シート高を下げることに意識が向くあまり、プリロードを最弱にすると、路面の大きな凹凸を通過した際、ダンパーが底付きすることがあります。
タイラップ(結束バンド)をストロークセンサー代わりに使用すれば、最も沈んだ時のストローク位置がわかりやすくなります。
デメリットとして、ダンパーロッドに傷が入ることがあるので使用には注意が必要です。(写真はテスト走行時のもの)
ポイント:
1,新品サスペンションに交換後、慣らし走行100kmを目安とする。
2,ふだんバイクに乗る装具で、ふだん走行している場所をいつもどおり走行する。
3,ストローク位置を確認する。(乗っていて必要性を感じたら調整する)
プリロード調整が必要な時
YSSサスペンションを例とした操作方法です。
・ダンパーがフルストロークした際、マージンが少なすぎる/底付きする
例:ライダーが想定標準体重よりも重い、タンデム走行時など
アプローチ:プリロードを強くする(締める)、3周を目安に回す
効果:ダンパーのストローク位置が上に移動する/シート高が高くなる
想定標準体重:メーカーが設計上、想定したライダーの体重です。もし、ライダーが標準体重を大きく上回る場合、スプリングを標準より固いものに交換しないと、本来の性能が発揮できなくなります。
純正・社外品を問わず、どのサスペンションでも理屈は同じです。
参考までにYSSの想定標準体重は、おおむね60kgから80kgです。タイ人と日本人は体格がほぼ同じため、共通仕様です。(ヨーロッパ仕様は日本仕様と異なる場合があります)
・ダンパーがフルストロークした際、マージンが多すぎる
例:スプリングレートが高い(使用しているバネが硬い)
アプローチ:プリロードを弱くする(緩める)、3周を目安に回す
効果:ダンパーのストローク位置が下に移動する/シート高が下がる
一般的によくあるのは、ヨーロッパ仕様のサスペンションを装着した場合や、大型スーパースポーツ車で、日本の公道向けにサスセッティングされていない場合が該当します。
(前後サスペンションがストロークしないため、非常に乗りづらい状態)
前述のとおり、足つき性を向上させるためにプリロードを弱くする場合が見られますが、もともとシート高を調整するためのものではありませんので、適切なバネレートのスプリングに交換した方がいい場合もあります。
以上は基本的な考え方です。
実際の運用については、ライダーによって異なります。
豆知識
公道ではとくに知らなくてもいいですが、知っておくと役に立つかもしれない情報です。
・路面状態が悪い(サーキットでの雨天走行や、オフロード走行など路面のグリップが低い)場合、プリロードを弱くする。
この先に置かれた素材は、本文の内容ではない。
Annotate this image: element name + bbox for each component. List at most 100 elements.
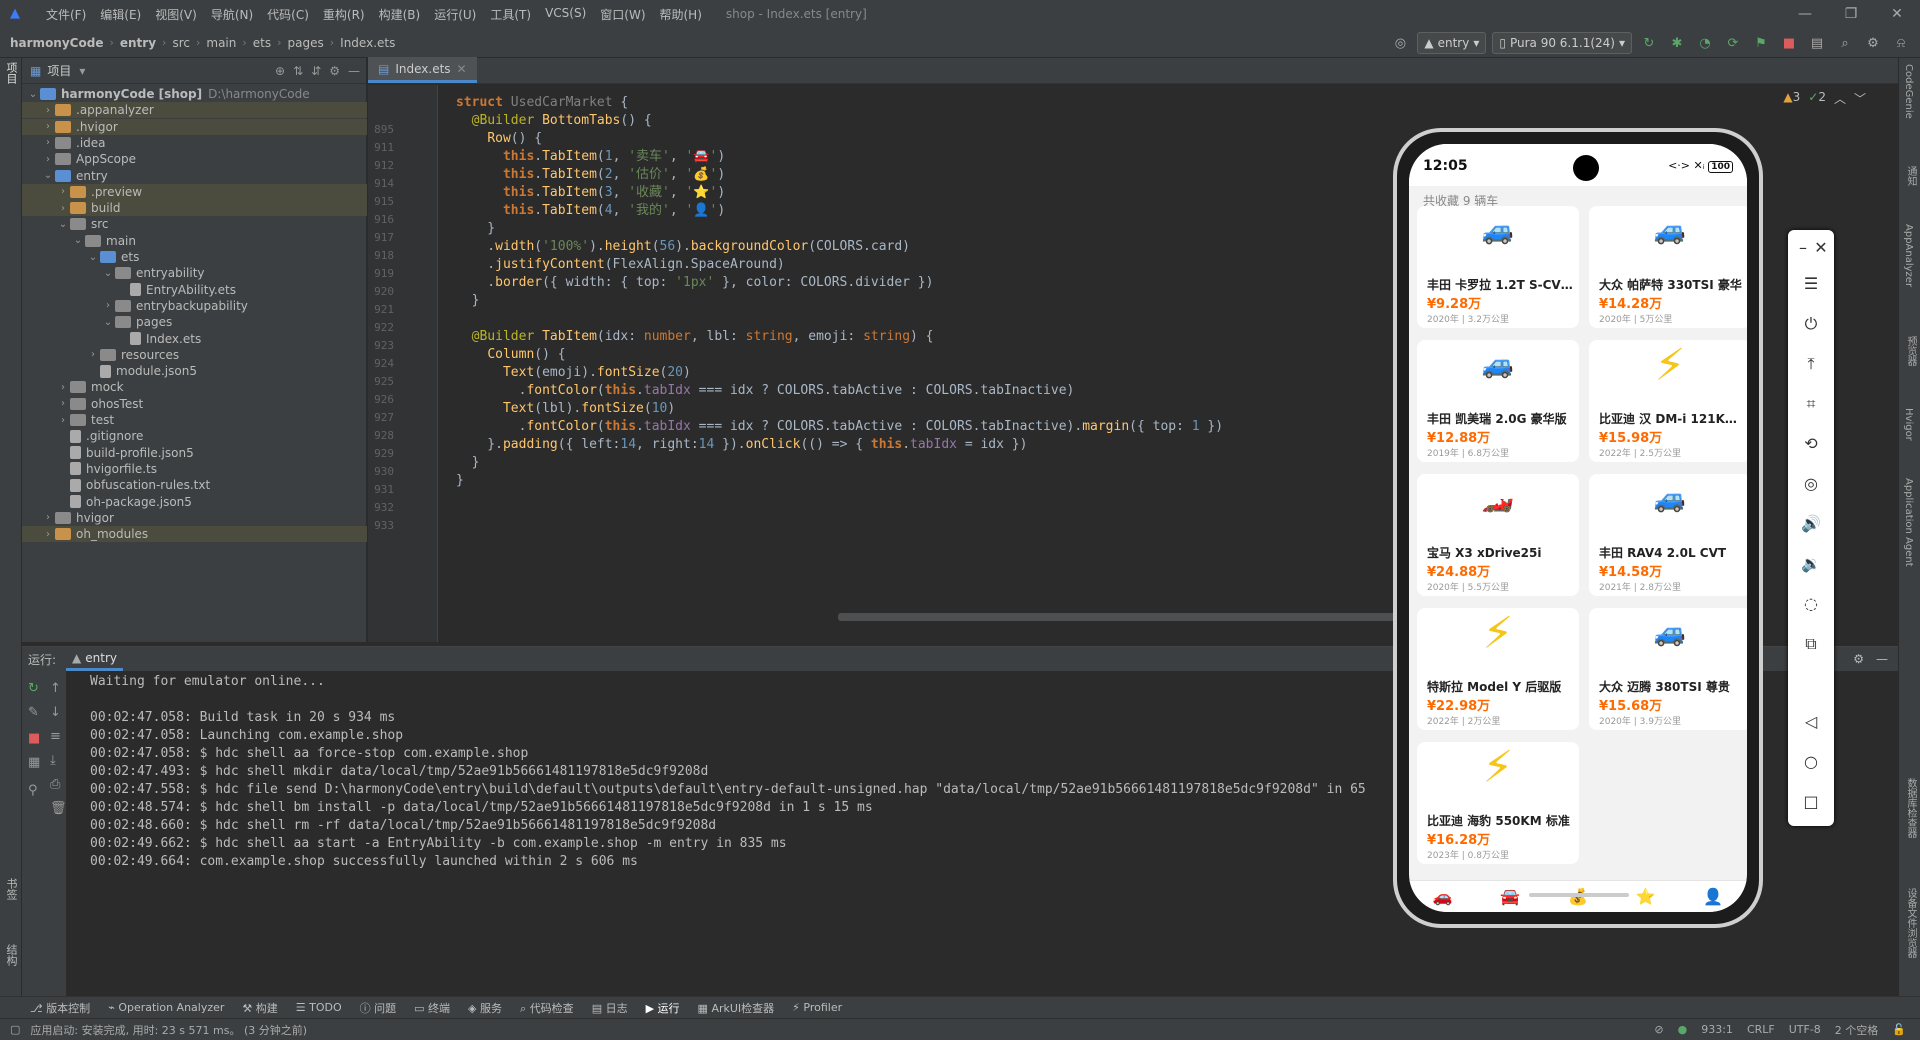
tree-item[interactable]: › hvigor — [22, 510, 367, 526]
inspection-widget[interactable]: ▲3 ✓2 ︿ ﹀ — [1783, 90, 1866, 107]
bottom-tab-code-check[interactable]: ⌕ 代码检查 — [520, 1000, 574, 1016]
module-selector[interactable]: ▲ entry ▾ — [1417, 32, 1487, 54]
rerun-icon[interactable]: ↻ — [1638, 32, 1660, 54]
target-icon[interactable]: ◎ — [1389, 32, 1411, 54]
chevron-down-icon[interactable]: ⌄ — [101, 317, 115, 328]
top-icon[interactable]: ⤒ — [1788, 354, 1834, 374]
status-panel-icon[interactable]: ▢ — [10, 1023, 20, 1036]
chevron-right-icon[interactable]: › — [41, 529, 55, 540]
tree-item[interactable]: › .hvigor — [22, 118, 367, 135]
layout-icon[interactable]: ▦ — [28, 755, 40, 770]
menu-item[interactable]: 工具(T) — [490, 6, 531, 23]
car-card[interactable]: ⚡ 比亚迪 海豹 550KM 标准 ¥16.28万 2023年 | 0.8万公里 — [1417, 742, 1579, 864]
bottom-tab-services[interactable]: ◈ 服务 — [468, 1000, 502, 1016]
rerun-icon[interactable]: ↻ — [28, 681, 39, 696]
tree-item[interactable]: › .preview — [22, 183, 367, 200]
close-icon[interactable]: ✕ — [1798, 238, 1844, 257]
trash-icon[interactable]: 🗑 — [50, 801, 67, 816]
tree-item[interactable]: module.json5 — [22, 363, 367, 379]
chevron-up-icon[interactable]: ︿ — [1834, 90, 1846, 107]
chevron-down-icon[interactable]: ⌄ — [86, 252, 100, 263]
breadcrumb-item[interactable]: Index.ets — [340, 36, 395, 50]
chevron-right-icon[interactable]: › — [56, 415, 70, 426]
bottom-tab-todo[interactable]: ☰ TODO — [296, 1001, 342, 1014]
menu-item[interactable]: VCS(S) — [545, 6, 586, 23]
car-card[interactable]: 🚙 大众 帕萨特 330TSI 豪华 ¥14.28万 2020年 | 5万公里 — [1589, 206, 1747, 328]
screenshot-icon[interactable]: ◎ — [1788, 474, 1834, 493]
account-icon[interactable]: ⍾ — [1890, 32, 1912, 54]
code-line[interactable]: this.TabItem(3, '收藏', '⭐') — [456, 184, 725, 202]
menu-item[interactable]: 代码(C) — [267, 6, 309, 23]
chevron-right-icon[interactable]: › — [41, 121, 55, 132]
weak-warning-count[interactable]: ✓2 — [1808, 90, 1826, 107]
menu-item[interactable]: 帮助(H) — [660, 6, 702, 23]
multi-screen-icon[interactable]: ⧉ — [1788, 634, 1834, 654]
tree-item[interactable]: obfuscation-rules.txt — [22, 477, 367, 493]
bottom-tab-log[interactable]: ▤ 日志 — [592, 1000, 628, 1016]
chevron-down-icon[interactable]: ⌄ — [56, 219, 70, 230]
tree-item[interactable]: › .idea — [22, 135, 367, 151]
line-separator[interactable]: CRLF — [1747, 1023, 1775, 1036]
phone-tab-icon[interactable]: 👤 — [1703, 887, 1723, 906]
warning-count[interactable]: ▲3 — [1783, 90, 1800, 107]
tree-item[interactable]: › .appanalyzer — [22, 102, 367, 119]
power-icon[interactable]: ⏻ — [1788, 314, 1834, 334]
file-encoding[interactable]: UTF-8 — [1789, 1023, 1821, 1036]
menu-item[interactable]: 编辑(E) — [100, 6, 141, 23]
tree-item[interactable]: hvigorfile.ts — [22, 461, 367, 477]
menu-item[interactable]: 窗口(W) — [600, 6, 645, 23]
bottom-tab-arkui-inspector[interactable]: ▦ ArkUI检查器 — [698, 1000, 775, 1016]
code-line[interactable]: struct UsedCarMarket { — [456, 94, 628, 112]
tree-item[interactable]: › test — [22, 412, 367, 428]
code-line[interactable]: }.padding({ left:14, right:14 }).onClick… — [456, 436, 1027, 454]
tree-item[interactable]: › entrybackupability — [22, 298, 367, 314]
wrench-icon[interactable]: ✎ — [28, 705, 39, 720]
emulator-screen[interactable]: 12:05 <·> ✕ᵢ 100 共收藏 9 辆车 🚙 丰田 卡罗拉 1.2T S… — [1409, 144, 1747, 912]
chevron-right-icon[interactable]: › — [56, 382, 70, 393]
breadcrumb-item[interactable]: harmonyCode — [10, 36, 103, 50]
previewer-tool-tab[interactable]: 预览器 — [1903, 336, 1918, 366]
breadcrumb-item[interactable]: src — [172, 36, 190, 50]
scroll-down-icon[interactable]: ↓ — [50, 705, 61, 720]
code-line[interactable]: .fontColor(this.tabIdx === idx ? COLORS.… — [456, 418, 1223, 436]
scroll-up-icon[interactable]: ↑ — [50, 681, 61, 696]
chevron-down-icon[interactable]: ﹀ — [1854, 90, 1866, 107]
tree-item[interactable]: ⌄ entryability — [22, 265, 367, 281]
minimize-window-icon[interactable]: — — [1782, 0, 1828, 28]
chevron-right-icon[interactable]: › — [41, 105, 55, 116]
code-line[interactable]: Text(emoji).fontSize(20) — [456, 364, 691, 382]
locate-icon[interactable]: ⊕ — [275, 64, 285, 78]
device-manager-icon[interactable]: ▤ — [1806, 32, 1828, 54]
device-file-browser-tool-tab[interactable]: 设备文件浏览器 — [1903, 888, 1918, 958]
volume-up-icon[interactable]: 🔊 — [1788, 514, 1834, 533]
bottom-tab-problems[interactable]: ⓘ 问题 — [360, 1000, 397, 1016]
hvigor-tool-tab[interactable]: Hvigor — [1903, 408, 1914, 441]
car-card[interactable]: 🚙 大众 迈腾 380TSI 尊贵 ¥15.68万 2020年 | 3.9万公里 — [1589, 608, 1747, 730]
pin-icon[interactable]: ⚲ — [28, 783, 38, 798]
editor-tab-index[interactable]: ▤ Index.ets ✕ — [368, 57, 477, 83]
shake-icon[interactable]: ◌ — [1788, 594, 1834, 613]
code-line[interactable]: Row() { — [456, 130, 542, 148]
tree-item[interactable]: Index.ets — [22, 331, 367, 347]
tree-item[interactable]: › resources — [22, 347, 367, 363]
code-line[interactable]: .border({ width: { top: '1px' }, color: … — [456, 274, 933, 292]
code-line[interactable]: .justifyContent(FlexAlign.SpaceAround) — [456, 256, 784, 274]
menu-item[interactable]: 运行(U) — [434, 6, 476, 23]
search-icon[interactable]: ⌕ — [1834, 32, 1856, 54]
code-line[interactable]: } — [456, 220, 495, 238]
chevron-down-icon[interactable]: ⌄ — [71, 235, 85, 246]
run-tab-entry[interactable]: ▲ entry — [66, 647, 124, 671]
chevron-right-icon[interactable]: › — [56, 398, 70, 409]
bottom-tab-build[interactable]: ⚒ 构建 — [242, 1000, 277, 1016]
chevron-right-icon[interactable]: › — [86, 349, 100, 360]
codegenie-tool-tab[interactable]: CodeGenie — [1903, 64, 1914, 119]
bottom-tab-run[interactable]: ▶ 运行 — [646, 1000, 680, 1016]
project-panel-title[interactable]: 项目 — [47, 62, 71, 79]
crop-icon[interactable]: ⌗ — [1788, 394, 1834, 414]
code-line[interactable]: } — [456, 454, 480, 472]
attach-debugger-icon[interactable]: ⚑ — [1750, 32, 1772, 54]
close-tab-icon[interactable]: ✕ — [457, 62, 467, 76]
bottom-tab-profiler[interactable]: ⚡ Profiler — [792, 1001, 842, 1014]
close-window-icon[interactable]: ✕ — [1874, 0, 1920, 28]
expand-all-icon[interactable]: ⇅ — [293, 64, 303, 78]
・プリロードを強くすると、タイヤを路面に押しつける力が強くなる。デメリットとして、タイヤの摩耗が早くなる。
・プリロードの強弱で、サスペンションの硬さは変化しない。プリロードを強くした場合、サスペンションの動きが小さく感じるため、硬く感じる。逆にプリロードを弱くした場合、動きが大きくなるので柔らかく感じる。
スプリング自体の硬さはレートで決まるため、変えたい場合は異なるレートのスプリングに交換する。
・冬場と夏場を比較した場合、サスペンションの油温が異なるため、ダンパーの効きが変わる。
・サスペンションはスプリングがメイン。ダンパーは補佐役。スプリングレートが合っていない場合、ダンパーでカバーできない。(ダンパーを強く利かせすぎると転倒につながる)
・リバウンド調整は「伸び側」の速さを調整する機能だが、「縮み側」にも作用する。
プリロード調整の注意点
プリロード調整するにあたっては、事前に標準セット長を計測しておきましょう。
※各製品のスペックに記載しています
VT250 スパーダ用 ME302の例
スプリング自由長:150mm
標準セット長:138mm
基準プリロード量:12mm
自由長:スプリング正味(スプリングを取り外した状態)の長さ。
標準セット長:組み込んだ状態のスプリングの長さ。
基準プリロード:組み込んだ状態で、スプリングをどれだけ縮めているか?という数値。
プリロード調整すると標準セット長が変わるので、あらかじめ計測しておくことで、締めたり、緩めた時にどのくらい変わったかわかります。(わからなくなっても元の状態に戻せます)
プリロード調整にあたっては、前出のとおり、3回転(3周)ぐらいを目安に操作してください。回す量が少なすぎると、変化を体感できないからです。
なお、ネジタイプの調整方式のサスペンションは、溝に泥など、異物があると回りにくくなります。
汚れが激しい場合は水道水で洗うなどしてから、操作してください。